Retired USMC Gen. Anthony Zinni spoke at a luncheon today in Raleigh for the John Locke Foundation, and discussed the problems in the Iraq War and where the United States should go from here. He wasn't as critical of the Bush Administration as I thought he would be, but still laid plenty of responsibility at their feet.
He said the U.S. has been unable to cope with "non-state actors" who are not constrained by the obligations that nation-states must adhere to. Such free-wheelers include Hamas, Hezbollah, al Qaeda, international drug cartels, and warlord groups.
"They don't have a capital or an organized military force," Zinni said. "These non-state actors have been our biggest problems," and the trouble caused by instability in the countries where they operate have "washed up on our shores."
The difficulty in Iraq has been heightened by the flawed structure established by the U.S. to reconstruct the country, Zinni said. The U.S. is poorly organized, inhibiting the ability to implement our ideas. As before the terrorist attacks of Sept. 11, 2001, Zinni said government agencies don't communicate with each other and instead of "building them for the 21st Century," we ended up with an even more bloated bureaucracy. For example, he said the Department of Homeland Security operates much the same way that the rest of government does, with earmarks, cronyism, and rewarding incompetency. Zinni did not speak much to specifics about what President Bush should do in Iraq, but more to the fact that whatever he decides to do, he needs the competent structure and plan in place to carry it out. Having the Department of Defense run the economic reconstruction, and shutting down factories just because they were state-owned under Saddam Hussein's regime, were examples of poorly thought out decisions, Zinni said.
He also said the nature of the enemy in Iraq cannot be identified as a single, monolithic force. "I defy anybody here to tell me who the enemy is," Zinni said, adding that each opposition group requires a different approach. To carry out a successful Iraq reconstruction, he estimated it would require from 5 to 7 more years and in the short term, more troops.
In fact, part of the original miscalculation was the insufficient number of troops used to try and stabilize Iraq, Zinni said. He said shortly after the end of the Cold War the military became enamored with technology, reducing the overall military personnel. "A few of us objected to this," he said. He said a study group he was a part of recommended up to 400,000 troops for Iraq, because the problem wasn't taking out Saddam, but in stabilizing the region. "These situations are manpower intensive," he said.
As for the structure that President Bush had to work with in government, Zinni gave him somewhat of a pass.
"I can't blame this administration for what it inherited. It inherited a bloated bureaucracy," he said, noting that the practice of earmarking, K Street lobbyists' influence, and pork barrel politics were "centuries in the making."

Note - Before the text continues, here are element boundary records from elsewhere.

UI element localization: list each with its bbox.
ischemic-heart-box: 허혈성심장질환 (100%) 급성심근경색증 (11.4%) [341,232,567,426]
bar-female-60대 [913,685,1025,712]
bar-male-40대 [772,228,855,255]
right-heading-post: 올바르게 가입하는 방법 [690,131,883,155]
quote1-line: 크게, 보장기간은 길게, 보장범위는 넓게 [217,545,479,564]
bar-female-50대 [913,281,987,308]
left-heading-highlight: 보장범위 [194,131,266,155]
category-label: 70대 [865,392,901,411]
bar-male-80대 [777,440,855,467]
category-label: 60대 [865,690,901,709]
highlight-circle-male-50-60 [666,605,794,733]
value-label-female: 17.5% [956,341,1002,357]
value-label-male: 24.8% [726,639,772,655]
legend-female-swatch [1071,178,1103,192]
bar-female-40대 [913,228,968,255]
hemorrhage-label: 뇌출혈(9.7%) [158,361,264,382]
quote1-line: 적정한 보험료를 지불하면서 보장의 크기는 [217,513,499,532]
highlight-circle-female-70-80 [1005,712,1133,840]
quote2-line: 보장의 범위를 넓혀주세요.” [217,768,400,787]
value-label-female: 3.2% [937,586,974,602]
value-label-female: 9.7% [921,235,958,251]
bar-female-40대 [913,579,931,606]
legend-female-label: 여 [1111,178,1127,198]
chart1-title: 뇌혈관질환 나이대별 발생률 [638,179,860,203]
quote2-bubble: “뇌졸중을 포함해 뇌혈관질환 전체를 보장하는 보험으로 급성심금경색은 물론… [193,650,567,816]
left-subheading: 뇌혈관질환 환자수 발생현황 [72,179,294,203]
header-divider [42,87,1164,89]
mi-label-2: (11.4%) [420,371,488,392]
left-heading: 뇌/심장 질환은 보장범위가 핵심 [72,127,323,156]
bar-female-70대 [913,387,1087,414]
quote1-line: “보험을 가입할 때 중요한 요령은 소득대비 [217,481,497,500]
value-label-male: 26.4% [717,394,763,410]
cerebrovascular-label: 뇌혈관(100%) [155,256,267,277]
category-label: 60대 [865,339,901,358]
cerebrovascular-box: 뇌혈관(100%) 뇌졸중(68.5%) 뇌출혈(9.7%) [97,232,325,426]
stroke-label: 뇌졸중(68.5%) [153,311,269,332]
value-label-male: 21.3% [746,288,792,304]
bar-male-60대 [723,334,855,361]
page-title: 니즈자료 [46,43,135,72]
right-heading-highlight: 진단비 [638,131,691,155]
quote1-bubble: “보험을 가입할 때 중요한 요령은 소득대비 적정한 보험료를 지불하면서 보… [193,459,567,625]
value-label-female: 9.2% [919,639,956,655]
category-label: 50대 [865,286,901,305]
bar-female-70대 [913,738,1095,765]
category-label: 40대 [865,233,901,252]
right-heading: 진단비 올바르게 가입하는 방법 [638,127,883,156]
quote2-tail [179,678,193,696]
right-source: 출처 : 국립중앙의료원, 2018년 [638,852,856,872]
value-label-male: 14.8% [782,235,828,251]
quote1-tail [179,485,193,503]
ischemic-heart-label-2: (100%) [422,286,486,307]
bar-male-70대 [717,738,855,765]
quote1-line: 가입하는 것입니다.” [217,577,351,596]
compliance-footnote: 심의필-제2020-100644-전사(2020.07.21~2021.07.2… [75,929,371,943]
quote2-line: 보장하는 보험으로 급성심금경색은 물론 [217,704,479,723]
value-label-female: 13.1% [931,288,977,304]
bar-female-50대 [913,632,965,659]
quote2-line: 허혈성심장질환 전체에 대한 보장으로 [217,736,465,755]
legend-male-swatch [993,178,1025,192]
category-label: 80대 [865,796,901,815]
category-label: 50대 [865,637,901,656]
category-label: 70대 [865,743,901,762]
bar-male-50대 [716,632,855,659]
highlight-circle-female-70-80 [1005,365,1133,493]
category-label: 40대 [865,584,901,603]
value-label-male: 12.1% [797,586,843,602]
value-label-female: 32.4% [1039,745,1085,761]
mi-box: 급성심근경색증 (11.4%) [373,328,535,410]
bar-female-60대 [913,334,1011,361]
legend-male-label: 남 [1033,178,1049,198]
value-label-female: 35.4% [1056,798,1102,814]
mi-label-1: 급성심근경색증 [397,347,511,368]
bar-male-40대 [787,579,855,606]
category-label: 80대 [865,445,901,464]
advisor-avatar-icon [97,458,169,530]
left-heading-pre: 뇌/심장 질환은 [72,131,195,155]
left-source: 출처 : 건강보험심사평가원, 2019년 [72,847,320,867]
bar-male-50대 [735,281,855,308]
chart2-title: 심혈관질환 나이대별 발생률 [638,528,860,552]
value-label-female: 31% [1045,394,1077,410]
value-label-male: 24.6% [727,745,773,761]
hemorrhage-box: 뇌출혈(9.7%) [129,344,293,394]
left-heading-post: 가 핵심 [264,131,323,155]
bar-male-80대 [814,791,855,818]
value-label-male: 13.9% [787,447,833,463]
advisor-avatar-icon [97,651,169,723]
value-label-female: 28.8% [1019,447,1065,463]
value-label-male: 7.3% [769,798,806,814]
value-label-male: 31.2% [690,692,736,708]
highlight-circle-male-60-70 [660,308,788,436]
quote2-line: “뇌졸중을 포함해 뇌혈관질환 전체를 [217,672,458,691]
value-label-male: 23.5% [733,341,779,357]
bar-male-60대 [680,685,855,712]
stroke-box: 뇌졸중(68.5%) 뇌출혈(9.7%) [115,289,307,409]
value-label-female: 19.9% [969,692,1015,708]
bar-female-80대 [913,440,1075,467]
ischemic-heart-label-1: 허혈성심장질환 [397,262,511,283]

But the president's key mistake, according to Zinni, was in failing to tell the American people honestly why an invasion of Iraq was necessary. He said the information he saw showed that Saddam Hussein had no active program in 2002 and 2003 for weapons of mass destruction. Saddam had the ability to reconstitute such a program, but U.N. sanctions were successfully containing him. Zinni called the justification "an exaggeration that was going to burn (the Bush administration) in the end." Besides the insufficient troops and prosecuting the war on the cheap, Zinni said the administration "doomed themselves by the rationale for the war," likening it to the Gulf of Tonkin resolution which granted President Lyndon Johnson permission to escalate involvement in Vietnam.